The program, due to launch in the next few months, should lead to independent benchmarks that Huin hopes will convince PC gamers that Denuvo is no problem when it comes to performance.

Needless to say, we will be contacting Irdeto to request access to the program so that we can offer this newly announced independent test whenever available.

Interestingly, Huin later admitted in the interview that Denuvo may slightly affect performance, by less than one percent. However, it was referring to anti-cheat software, which is separate from DRM anti-tampering, and as far as we know, is also less popular among game developers, who tend to use BattlEye, EasyAntiCheat, or Valve Anti-Cheat. id tried Denuvo Anti-Cheat in DOOM Eternal but removed it in update 1.1.

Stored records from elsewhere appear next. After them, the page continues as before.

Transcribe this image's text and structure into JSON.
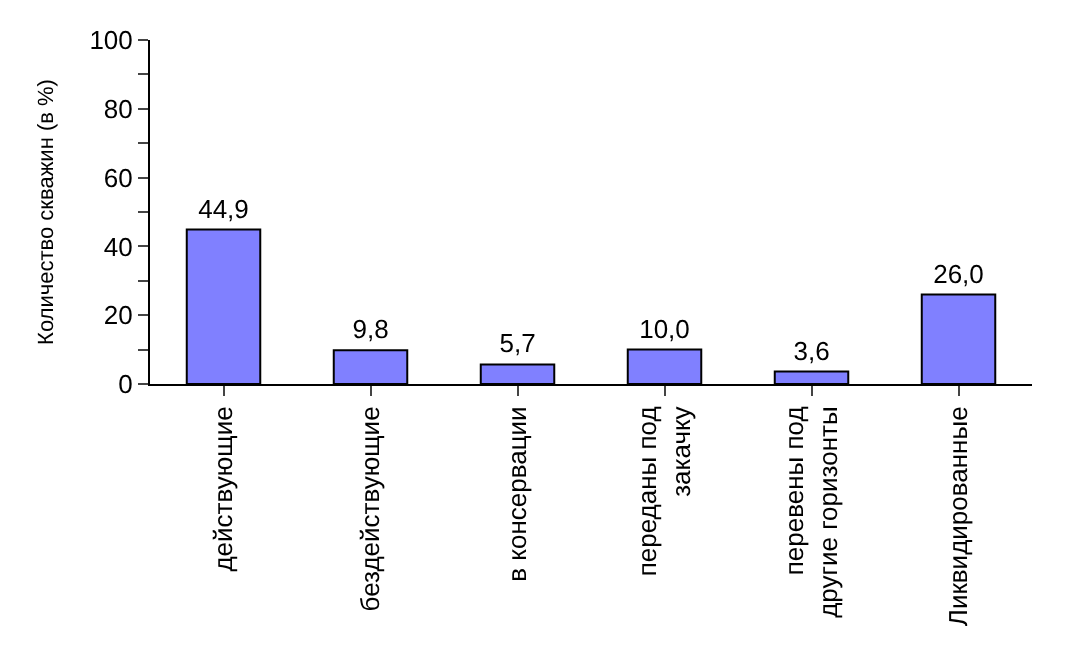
{
  "chart_data": {
    "type": "bar",
    "ylabel": "Количество скважин (в %)",
    "categories": [
      "действующие",
      "бездействующие",
      "в консервации",
      "переданы под закачку",
      "перевены под другие горизонты",
      "Ликвидированные"
    ],
    "values": [
      44.9,
      9.8,
      5.7,
      10.0,
      3.6,
      26.0
    ],
    "value_labels": [
      "44,9",
      "9,8",
      "5,7",
      "10,0",
      "3,6",
      "26,0"
    ],
    "color": "#8080ff",
    "ylim": [
      0,
      100
    ],
    "yticks": [
      0,
      {
        "value": 10,
        "label": null
      },
      20,
      {
        "value": 30,
        "label": null
      },
      40,
      {
        "value": 50,
        "label": null
      },
      60,
      {
        "value": 70,
        "label": null
      },
      80,
      {
        "value": 90,
        "label": null
      },
      100
    ]
  }
}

Huin also mentioned that the company will focus more on anti-cheat technologies and their variations since they are pro-consumer. For example, Denuvo has launched a bot discovery technology called Non botify earlier this year, which also monitors auto-targeting consoles and the like.

On the other hand, the interview did not touch on the Nintendo Switch emulator protection software. Originally introduced by Denuvo in August 2022 (without Nintendo’s involvement), it doesn’t look like it’s stuck, especially since Nintendo Switch games are still available on day one (or even earlier, in some cases) via PC emulators like Yuzu. and reogenex.